Icilambda : Managing icinga2 using lambda
Introduction
The project primarily aims at simplyfying how monitoring is done in cloud (AWS), it uses power of icinga2 api, consul kv, aws tags and serverless technology(AWS Lambda) to manage monitoring seemlessly across environments.
Project
This project helps you setup monitoring based on simpla role based aws tags, you can use consul kv as well to keep your settings. Lambda functions read those tags and create montitoring or delete it respectively. We are using nrpe agents right now, because we are using icinga2 api to create or delete monitoring, if we use icinga2 agent, then we won’t be able to delete that node monitoring using api.
Usage instruction
if you want to disable consul overriding make following setting false in properties.py
enable_consul = False
Consul Configs:
In case you have enabled consul configs in properties.py. Following is the assumed kv paths:
- monitoring - top level dir in consul kv
- nodes - This directory is used to override node tags.
- node1.json - node1 is hostname with which machine is registered in icinga
- node2.json
- conf
- checks.json - used to overide all_checks variable in properties.py
- profiles.json - used to override monitoring_profiles variable in properties.py
- nodes - This directory is used to override node tags.
Configs in properties.py
create monitoring profiles in properties.py based on your tag of aws instance:
for e.g:
monitoring_profiles = {
"base": ["disk_check", "mem_check", "load_check", "procs_check"],
"mongo": ["disk_check", "mem_check", "load_check", "procs_check", "proc_mongo"],
"redis": ["disk_check", "mem_check", "load_check", "procs_check", "proc_redis"],
"haproxy": ["disk_check", "mem_check", "load_check", "procs_check", "proc_haproxy", "proc_supervisor"],
"elasticsearch": ["disk_check", "mem_check", "load_check", "procs_check", "proc_elasticsearch"],
}
The key in above dictionary will be set as tags on aws, key name will be ‘Monitor’ value would be profile name: for e.g for redis machine tag created would be:
Monitor : redis
Make sure checks that checks for tags you have defined in monitoring_profile have their definition in all_checks variable in properties.py for e.g
all_checks = {
"disk_check": {"templates": ["generic-service"],
"attrs": {
"display_name": "disk utilization",
"check_command": "disk",
"vars.disk_all": True,
"host_name": host
}
}
}
for more examples of checks, checkout properties.py
AWS Lambda Functions
The project has two lambda handlers:
add_checks.lambda_handler():
This handler starts with getting monitoring information based on tags set in aws instances and create a required checks profile for them, in case you want to override them create a kv in consul under monitoring/hostname.json with monitoring information. Once this information is collected it uses icinga api to create those checks. In case the checks are already there it simply moves on.
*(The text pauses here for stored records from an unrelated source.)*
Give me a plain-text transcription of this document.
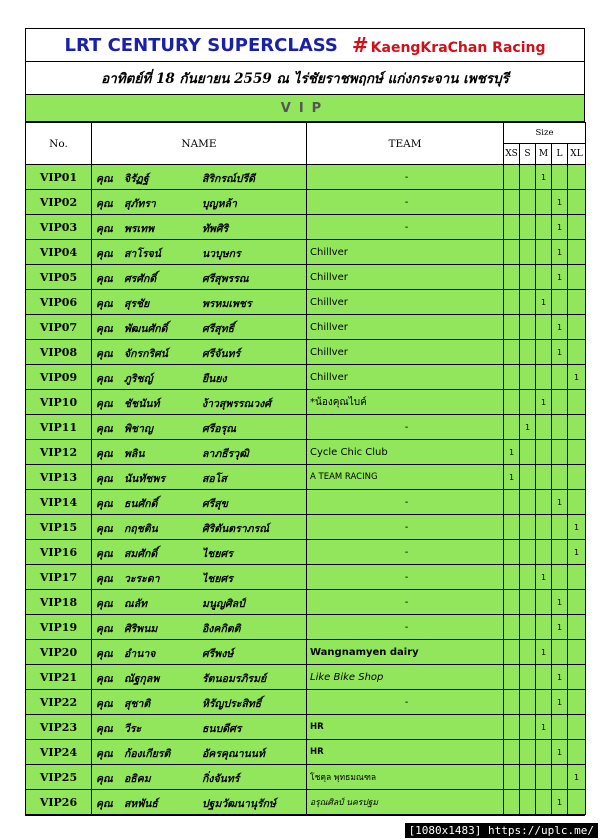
LRT CENTURY SUPERCLASS # KaengKraChan Racing
อาทิตย์ที่ 18 กันยายน 2559 ณ ไร่ชัยราชพฤกษ์ แก่งกระจาน เพชรบุรี
VIP
No.	NAME	TEAM	Size				
			XS	S	M	L	XL
VIP01	คุณ จิรัฏฐ์ สิริกรณ์ปรีดี	-			1		
VIP02	คุณ สุภัทรา บุญหล้า	-				1	
VIP03	คุณ พรเทพ ทัพศิริ	-				1	
VIP04	คุณ สาโรจน์ นวบุษกร	Chillver				1	
VIP05	คุณ ศรศักดิ์ ศรีสุพรรณ	Chillver				1	
VIP06	คุณ สุรชัย พรหมเพชร	Chillver			1		
VIP07	คุณ พัฒนศักดิ์ ศรีสุทธิ์	Chillver				1	
VIP08	คุณ จักรกริศน์ ศรีจันทร์	Chillver				1	
VIP09	คุณ ภูริชญ์ ยืนยง	Chillver					1
VIP10	คุณ ชัชนันท์ ง้าวสุพรรณวงศ์	*น้องคุณไบค์			1		
VIP11	คุณ พิชาญ ศรีอรุณ	-		1			
VIP12	คุณ พลิน ลาภธีรวุฒิ	Cycle Chic Club	1				
VIP13	คุณ นันทัชพร สอโส	A TEAM RACING	1				
VIP14	คุณ ธนศักดิ์ ศรีสุข	-				1	
VIP15	คุณ กฤชติน ศิริตันตราภรณ์	-					1
VIP16	คุณ สมศักดิ์ ไชยศร	-					1
VIP17	คุณ วะระดา ไชยศร	-			1		
VIP18	คุณ ณลัท มนูญศิลป์	-				1	
VIP19	คุณ ศิริพนม อิงคกิตติ	-				1	
VIP20	คุณ อำนาจ ศรีพงษ์	Wangnamyen dairy			1		
VIP21	คุณ ณัฐกุลพ รัตนอมรภิรมย์	Like Bike Shop				1	
VIP22	คุณ สุชาติ หิรัญประสิทธิ์	-				1	
VIP23	คุณ วีระ ธนบดีศร	HR			1		
VIP24	คุณ ก้องเกียรติ อัครคุณานนท์	HR				1	
VIP25	คุณ อธิคม กิ่งจันทร์	โชคุล พุทธมณฑล					1
VIP26	คุณ สหพันธ์ ปฐมวัฒนานุรักษ์	อรุณศิลป์ นครปฐม				1	
[1080x1483] https://uplc.me/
With services this handler is also responsible for adding hosts and hostgroups.
remove_checks.lambda_handler()
This handler is responsible for removing services which are not required anymore based on profile changes or required state changes, it also makes sure a host monitoring is removed if that host is terminated in AWS.
Setting up AWS Lambda
Python pip package required for this project:
- requests
A guide on how to create a lambda python package - AWS Lambda Python Package
Make sure parameters in properties.py are updated, create a zip of files directly, that will be your lambda package. Deploy this lambda package in VPC (private subnets) which has access to consul cluster, icinga2 server. Also make sure that lambda role you are using should have access to read ec2 information.
with the same zip file create two lambda functions:
- add_icinga_checks : lambda handler will be add_checks.lambda_handler .
- remove_icinga_checks : lambda handler will be remove_checks.lambda_handler .
To trigger these alerts use cloudwatch crons.
- add_checks can run in every 15 mins.
- remove_checks will run more frequently to remove noise from system as soon as possible, a good number is every 2 mins.
Tip: You can add these lambda code behind an api gateway to make the execution on demand, and call the url in userdata passed to the machine on its launch.